Setzen Sie nun die Platte wieder in den Bioassay-Scanner ein und setzen Sie die Messung fort, um die Resonanz nach dem Waschen zu überwachen, bevor Sie die Messung stoppen und die Platte auswerfen. Analysieren Sie schließlich die Daten mit der Bioassay-Scanner-Software oder exportieren Sie Rohdatendateien in die bevorzugte statistische Analysesoftware. Die Bioassay-Scanner-Software generiert automatisch die Bindungskurve basierend auf dem Plattenlayout, das während des Versuchsaufbaus bereitgestellt wurde.

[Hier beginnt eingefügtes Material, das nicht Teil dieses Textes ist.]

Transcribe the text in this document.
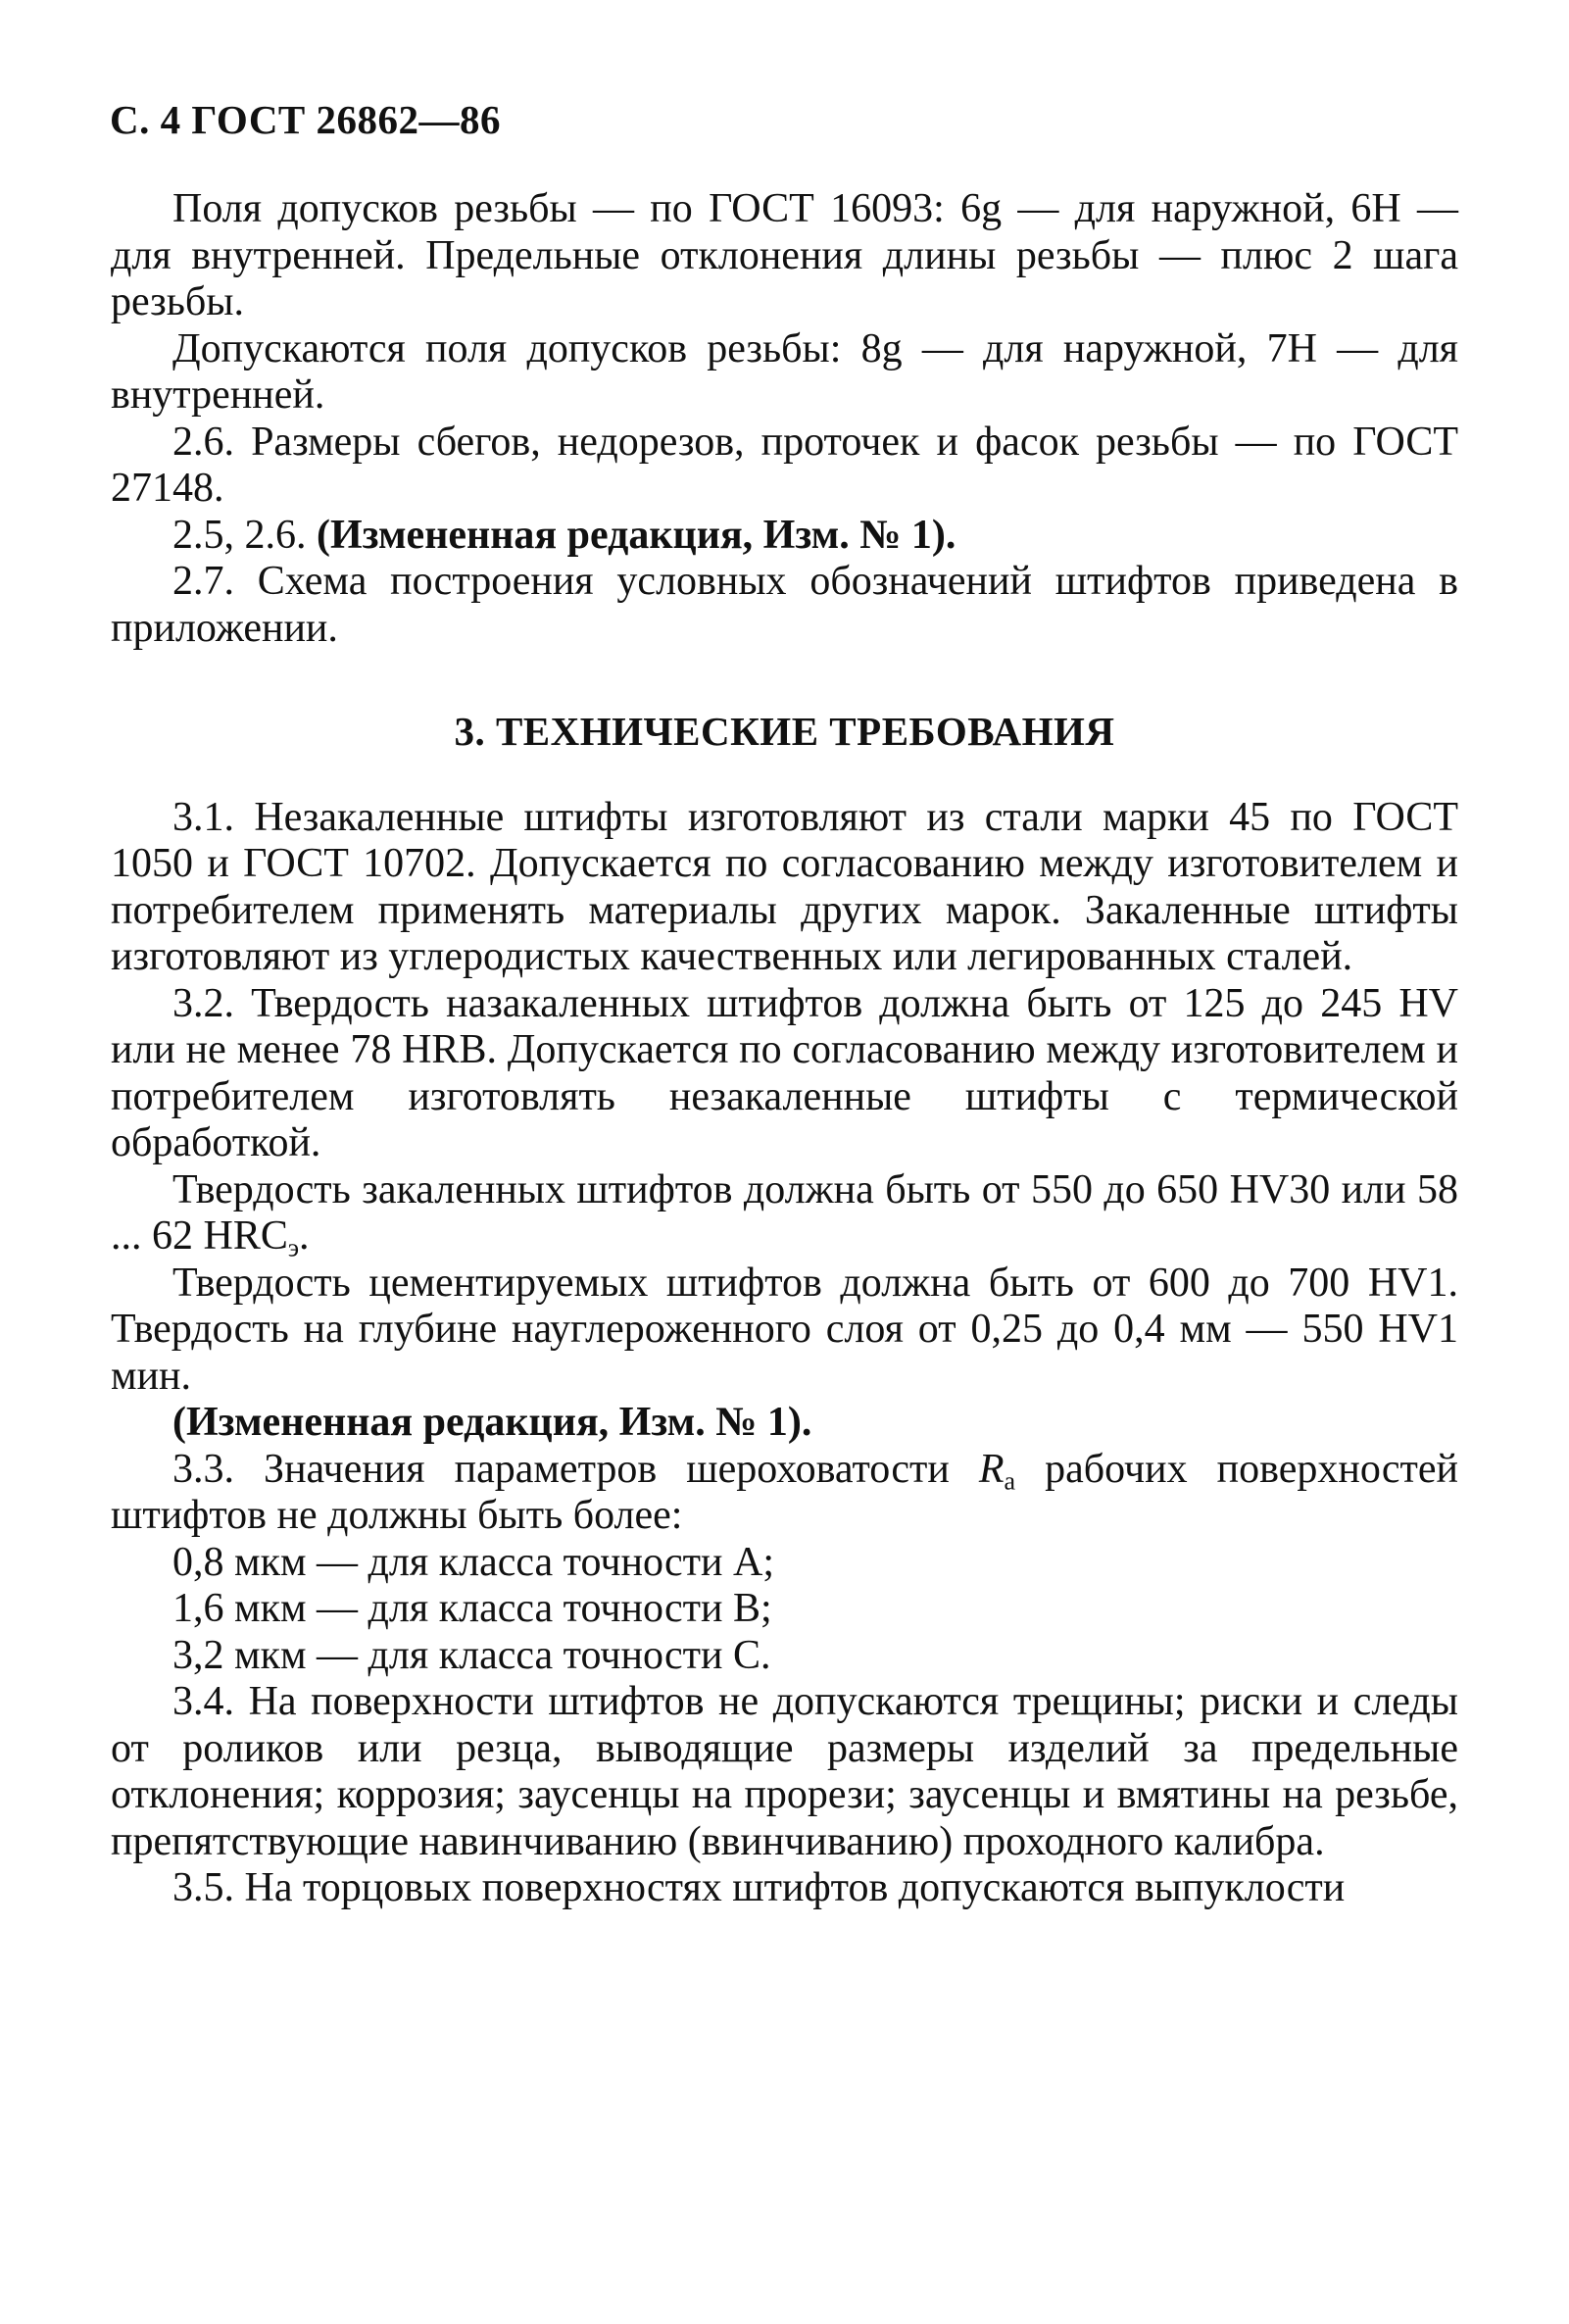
С. 4 ГОСТ 26862—86

Поля допусков резьбы — по ГОСТ 16093: 6g — для наружной, 6Н — для внутренней. Предельные отклонения длины резьбы — плюс 2 шага резьбы.

Допускаются поля допусков резьбы: 8g — для наружной, 7Н — для внутренней.

2.6. Размеры сбегов, недорезов, проточек и фасок резьбы — по ГОСТ 27148.

2.5, 2.6. (Измененная редакция, Изм. № 1).

2.7. Схема построения условных обозначений штифтов приведена в приложении.

3. ТЕХНИЧЕСКИЕ ТРЕБОВАНИЯ

3.1. Незакаленные штифты изготовляют из стали марки 45 по ГОСТ 1050 и ГОСТ 10702. Допускается по согласованию между изготовителем и потребителем применять материалы других марок. Закаленные штифты изготовляют из углеродистых качественных или легированных сталей.

3.2. Твердость назакаленных штифтов должна быть от 125 до 245 HV или не менее 78 HRB. Допускается по согласованию между изготовителем и потребителем изготовлять незакаленные штифты с термической обработкой.

Твердость закаленных штифтов должна быть от 550 до 650 HV30 или 58 ... 62 $HRC_э$.

Твердость цементируемых штифтов должна быть от 600 до 700 HV1. Твердость на глубине науглероженного слоя от 0,25 до 0,4 мм — 550 HV1 мин.

(Измененная редакция, Изм. № 1).

3.3. Значения параметров шероховатости $R_a$ рабочих поверхностей штифтов не должны быть более:

0,8 мкм — для класса точности А;

1,6 мкм — для класса точности В;

3,2 мкм — для класса точности С.

3.4. На поверхности штифтов не допускаются трещины; риски и следы от роликов или резца, выводящие размеры изделий за предельные отклонения; коррозия; заусенцы на прорези; заусенцы и вмятины на резьбе, препятствующие навинчиванию (ввинчиванию) проходного калибра.

3.5. На торцовых поверхностях штифтов допускаются выпуклости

Biotinyliertes RL 21 A-T-C-R-M oder IgG zwei A wurde auf der AVID AVIDAN Assayplatte immobilisiert; repräsentative Ergebnisse zeigen den Nachweis des Zieltumorantigens F-L-S-L-H-L-A in einer Patientenplasmaprobe im Gleichgewicht und nach dem Waschen. IgG zwei A wird als Kontrolle für unspezifisch bindende Gewebeschnitte verwendet, die mit einer Positivkontrolle und Negativkontrollen gefärbt wurden. Und für RL 21 bestätigt eine Färbung des Tumorgewebes mit RL 21 A die Darstellung von F-L-S-L-H-L-A-Komplexen.

Nachdem Sie sich dieses Video angesehen haben, sollten Sie ein gutes Verständnis dafür haben, wie HLA-assoziierte Biomarker in Patientenflüssigkeiten mit Hilfe von T-Zell-Rezeptor-ähnlichen Antikörpern gemessen und die Bindung des Zielantigens an den Antikörper auf dem markierungsfreien Bioassay-System überwacht werden kann. Wenn Sie dieses Verfahren ausprobieren, ist es wichtig, daran zu denken, alle Probenpuffer vor der Verwendung zu inkubieren, um Temperaturspitzen zu vermeiden und für jeden Schritt den richtigen Probenpuffer zu verwenden.